Deployment using Maven Tomcat Plugin
The applications can be deployed to Tomcat by executing the following in the project directory:
mvn tomcat:deploy-only –p PROFILE_ID
where PROFILE_ID is the profile ID assigned to a tomcat instance. Refer to section Configuring
Maven.
This command only deploys the web applications in the metadata-stores project without executing
the package phase.

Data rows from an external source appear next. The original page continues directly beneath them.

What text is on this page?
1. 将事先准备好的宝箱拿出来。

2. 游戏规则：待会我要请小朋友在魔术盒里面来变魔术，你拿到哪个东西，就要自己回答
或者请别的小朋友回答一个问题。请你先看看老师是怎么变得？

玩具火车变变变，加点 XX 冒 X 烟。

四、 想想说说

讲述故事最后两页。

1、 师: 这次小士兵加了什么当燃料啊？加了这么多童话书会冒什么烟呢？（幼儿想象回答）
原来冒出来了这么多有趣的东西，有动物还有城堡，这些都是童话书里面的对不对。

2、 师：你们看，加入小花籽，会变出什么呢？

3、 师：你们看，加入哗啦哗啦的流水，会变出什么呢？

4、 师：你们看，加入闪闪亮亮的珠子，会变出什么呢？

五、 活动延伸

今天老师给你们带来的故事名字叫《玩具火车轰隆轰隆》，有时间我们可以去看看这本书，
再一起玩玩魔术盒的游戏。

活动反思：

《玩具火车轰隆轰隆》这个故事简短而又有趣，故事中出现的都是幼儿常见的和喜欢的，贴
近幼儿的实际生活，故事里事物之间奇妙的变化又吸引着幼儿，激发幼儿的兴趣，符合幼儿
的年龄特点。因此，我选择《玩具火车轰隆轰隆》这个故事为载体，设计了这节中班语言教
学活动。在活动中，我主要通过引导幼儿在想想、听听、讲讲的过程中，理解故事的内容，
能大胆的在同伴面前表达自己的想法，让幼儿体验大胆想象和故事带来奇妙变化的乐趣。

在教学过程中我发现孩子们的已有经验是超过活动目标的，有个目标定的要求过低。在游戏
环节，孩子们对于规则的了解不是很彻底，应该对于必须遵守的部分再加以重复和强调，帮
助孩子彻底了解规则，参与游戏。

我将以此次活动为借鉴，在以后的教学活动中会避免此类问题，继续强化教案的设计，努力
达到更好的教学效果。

The modules must already be packaged for them to be deployed. If you’d like to
package the application and deploy using a single command, execute the following:
mvn tomcat:undeploy
F.A.Q
How do I encrypt a database password?
Download the latest distribution release from jasypt (http://www.jasypt.org/) and unpack the zip file.
Navigate to the bin directory and execute the following command:
> encrypt input=”TheDatabasePassword” password=”the-app.pwd-value”
algorithm=”PBEWithMD5AndDES”
The encrypted value will then be returned below the line containing ‘---OUTPUT---’
This value should then be placed in the appropriate hibernate configuration file surrounded by
‘ENC()’. For example the Hibernate password property becomes:
<property name="hibernate.connection.password">
ENC(lP+z+2cKMGlM4vRsM5tl9d72FAJTiF6f)
</property>
Note: the app.pwd value is as set up in the Tomcat Configuration.
How do I create/modify reports?
The reports have been created with iReport 4.7.0 (http://community.jaspersoft.com/project/ireportdesigner ) and are compiled and run using the jasper reports engine
(http://community.jaspersoft.com/project/jasperreports-library ).
After creating/modifying the report and subreports in iReport to satisfaction place the jrxml files in
the services/src/main/webapp/WEB-INF/reports directory. The reports will be
automatically compiled when the web service starts. Modifications to the ReportResource and
ReportGenerator classes may also be required to be able to access the reports from the front end on
the web server.
Troubleshooting
SSL Exceptions
If the tomcat instance is configured for SSL connections from clients, it is vital that the private key
and public certificate are correctly configured. Refer to the section SSL Configuration HOW-TO at
http://tomcat.apache.org/tomcat-7.0-doc/ssl-howto.html .
If using a self-signed certificate on the server, all clients connecting to it must have the certificate in
its trusted certs store. This includes applications within Tomcat that act as clients to other
applications in the same Tomcat instance.